Chronic recurring ankle injuries are one of the most common complaints at chartered physiotherapy clinics.  Athletes commonly complain of an initial incident of “twisting” or “rolling over” of the ankle which is followed by season after season of similar less severe incidents necessitating further periods of absence from sport.  This is inevitably a source of frustration for athletes who just want to get on with their season.  So why does it happen?  The answer is that your initial ankle injury was probably never correctly rehabilitated.

The most commonly injured structures when you twist your ankle are the ligaments which support the outside of your ankle joint.  This type of injury is what doctors and physios call an inversion injury of the ankle.  There are three major ligaments supporting the outside of the ankle – the anterior talo-fibular ligament (ATFL), the posterior talo-fibular ligament (PTFL) and the calcaneo-fibular ligament.  Of these the vast majority of injuries occur to the anterior talo-fibular ligament (ATFL).

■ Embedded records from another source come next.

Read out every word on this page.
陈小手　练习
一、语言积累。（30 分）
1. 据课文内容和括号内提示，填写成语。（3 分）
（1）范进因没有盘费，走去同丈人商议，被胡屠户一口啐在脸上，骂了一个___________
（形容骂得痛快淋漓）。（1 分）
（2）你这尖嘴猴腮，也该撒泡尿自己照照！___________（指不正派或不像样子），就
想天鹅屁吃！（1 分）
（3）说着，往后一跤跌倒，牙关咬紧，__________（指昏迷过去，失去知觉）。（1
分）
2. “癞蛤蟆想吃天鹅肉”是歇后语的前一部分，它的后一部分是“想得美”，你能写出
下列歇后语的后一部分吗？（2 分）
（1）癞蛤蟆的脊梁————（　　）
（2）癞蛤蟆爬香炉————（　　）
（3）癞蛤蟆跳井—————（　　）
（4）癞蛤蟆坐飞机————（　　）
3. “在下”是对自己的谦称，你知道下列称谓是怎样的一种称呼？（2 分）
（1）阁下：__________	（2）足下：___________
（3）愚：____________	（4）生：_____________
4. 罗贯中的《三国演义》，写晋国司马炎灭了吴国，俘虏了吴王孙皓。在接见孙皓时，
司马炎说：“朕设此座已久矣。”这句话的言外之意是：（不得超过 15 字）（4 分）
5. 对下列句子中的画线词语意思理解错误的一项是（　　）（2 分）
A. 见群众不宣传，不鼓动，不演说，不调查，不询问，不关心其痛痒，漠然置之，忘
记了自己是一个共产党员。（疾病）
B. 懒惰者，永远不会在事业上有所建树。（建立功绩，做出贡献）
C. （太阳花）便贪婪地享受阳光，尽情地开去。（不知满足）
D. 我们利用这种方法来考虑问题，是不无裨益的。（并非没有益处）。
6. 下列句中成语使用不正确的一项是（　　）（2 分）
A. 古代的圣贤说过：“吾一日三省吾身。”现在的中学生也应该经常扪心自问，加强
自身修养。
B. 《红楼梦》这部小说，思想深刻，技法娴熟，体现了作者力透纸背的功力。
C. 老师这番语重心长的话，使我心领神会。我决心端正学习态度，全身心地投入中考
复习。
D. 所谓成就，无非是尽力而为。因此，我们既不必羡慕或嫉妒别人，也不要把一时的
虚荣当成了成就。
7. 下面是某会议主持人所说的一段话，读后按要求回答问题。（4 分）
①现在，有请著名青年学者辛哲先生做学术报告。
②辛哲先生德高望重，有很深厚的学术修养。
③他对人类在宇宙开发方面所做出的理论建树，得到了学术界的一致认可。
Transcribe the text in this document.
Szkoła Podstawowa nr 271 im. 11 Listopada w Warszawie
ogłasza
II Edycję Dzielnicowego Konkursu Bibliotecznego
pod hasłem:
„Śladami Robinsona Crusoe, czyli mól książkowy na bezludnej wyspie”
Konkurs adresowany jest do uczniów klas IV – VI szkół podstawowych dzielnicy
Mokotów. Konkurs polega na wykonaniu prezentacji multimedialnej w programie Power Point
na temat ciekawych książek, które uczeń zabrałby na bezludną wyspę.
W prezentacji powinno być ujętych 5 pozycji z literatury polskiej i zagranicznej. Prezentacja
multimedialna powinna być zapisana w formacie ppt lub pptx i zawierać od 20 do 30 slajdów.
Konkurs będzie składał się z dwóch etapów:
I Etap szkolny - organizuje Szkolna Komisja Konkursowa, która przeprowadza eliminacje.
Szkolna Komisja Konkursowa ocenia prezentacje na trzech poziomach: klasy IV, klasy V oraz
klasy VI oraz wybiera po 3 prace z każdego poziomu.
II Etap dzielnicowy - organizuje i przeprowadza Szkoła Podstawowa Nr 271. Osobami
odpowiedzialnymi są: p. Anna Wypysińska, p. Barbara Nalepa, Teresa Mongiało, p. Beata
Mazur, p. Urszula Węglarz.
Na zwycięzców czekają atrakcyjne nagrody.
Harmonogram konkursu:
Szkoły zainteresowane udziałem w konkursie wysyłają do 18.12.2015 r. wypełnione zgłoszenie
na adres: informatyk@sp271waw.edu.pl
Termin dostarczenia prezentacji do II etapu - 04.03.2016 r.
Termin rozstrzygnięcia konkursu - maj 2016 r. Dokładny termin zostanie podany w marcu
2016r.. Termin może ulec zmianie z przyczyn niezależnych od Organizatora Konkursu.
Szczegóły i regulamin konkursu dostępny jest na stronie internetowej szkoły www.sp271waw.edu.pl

The integrity of the ankle joint depends on fully functional ligaments to support it.  The ligaments, muscles and tendons surrounding the ankle, more so than any other joint play a vital role in maintaining a neutral joint position and in providing internal feedback on the position of the joint.  Your ability to sense the position of your ankle joint in space, known as proprioception, is therefore hampered when the ankle ligaments are injured.  Without adequate awareness of the position of our joints in space you become more susceptible to injury.  Combine this increased susceptibility to injury based on poorer awareness of our joint position in space, with an already injured ankle ligament and the likelihood of re-injury is significant.

So what can be done?  Once the initial ligament injury has been effectively rehabilitated, it’s essential that the athlete progresses through a phased proprioception training programme.  Ankle proprioception programmes aim to increase our awareness of the position of our joints in space.  They include various balance drills initially such as single leg hopping or balancing on one foot and can progress to more challenging drills including wobble boards once the proprioception improves.

The chronic ankle injury will not fully resolve and become functional in dynamic activities until a comprehensive rehabilitation programme has been completed and athletes risk season after season of recurring problems and frustration until the problem is effectively remedied.